Bereits am 1. Januar war ein Konvoi aus Aichtal mit vier Fahrzeugen gestartet. Dieses Mal waren es 22 und insgesamt 55 Einsatzkräfte. „Kurz vor Abfahrt hatte sich noch die Firma Breuninger gemeldet und 68 Kartons neue Kleidung gespendet“, so Kurz.
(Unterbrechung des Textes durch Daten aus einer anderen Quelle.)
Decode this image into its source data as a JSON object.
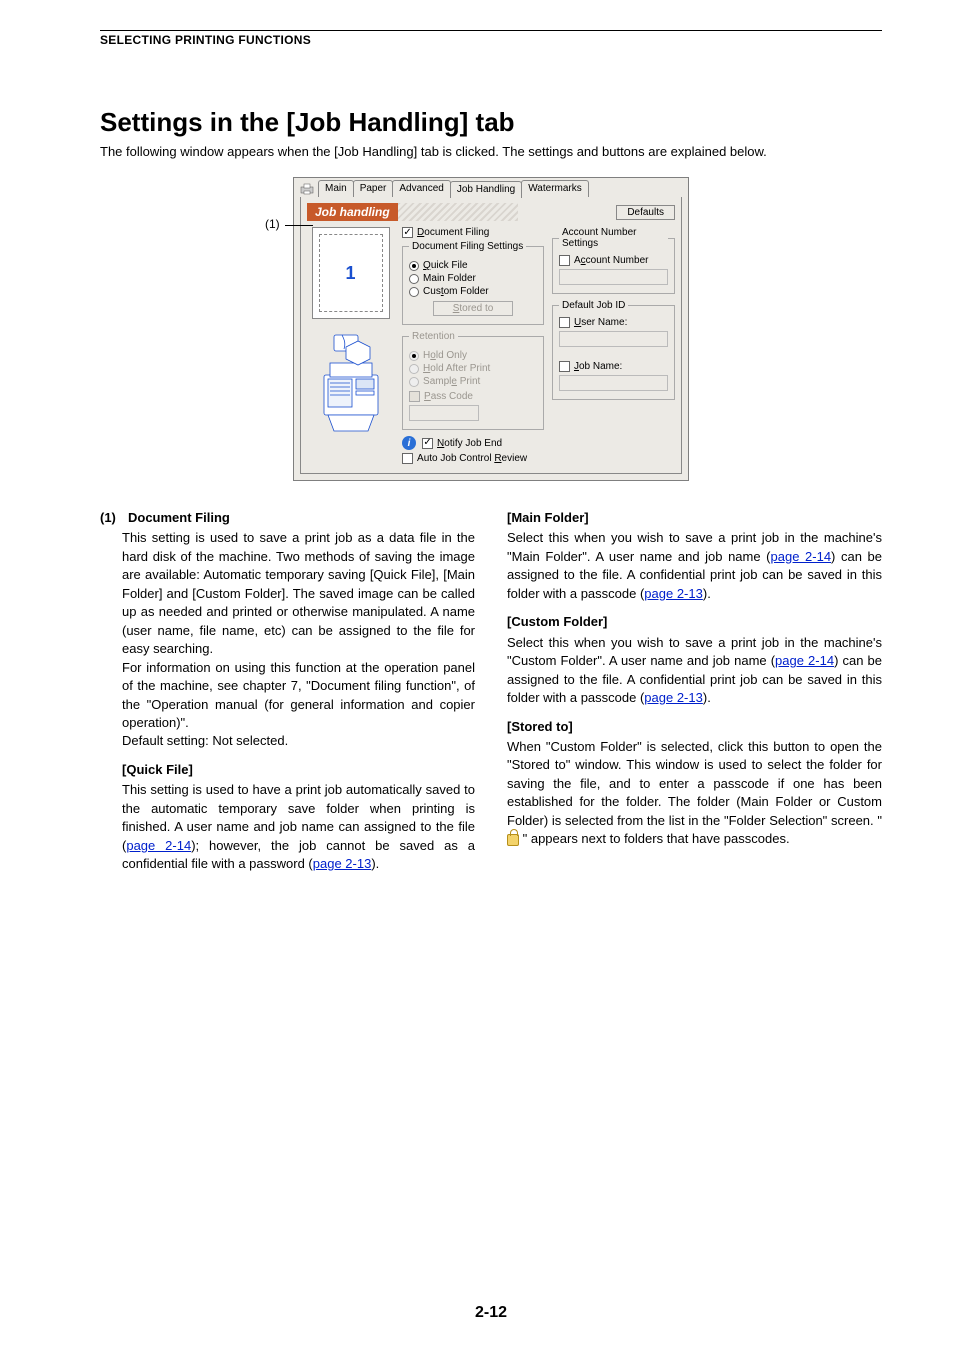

Wie dringend die Hilfsgüter aus Deutschland benötigt werden, bekamen die Helfer schon kurz nach dem Grenzübergang zu spüren: „Eine Polizeieskorte begleitete uns bis nach Zagreb. Es war wie bei einem Staatsbesuch“, sagt Kurz: „Am Straßenrand standen Leute und applaudierten. Sie wussten, dass wir kommen, weil das Fernsehen darüber berichtet hatte.“ In der stark verwüsteten Region zeigte sich den Helfern dann ein schreckliches Bild. „Insgesamt sind 20 000 Häuser so stark beschädigt, dass sie nicht bewohnbar sind“, erzählt Kurz.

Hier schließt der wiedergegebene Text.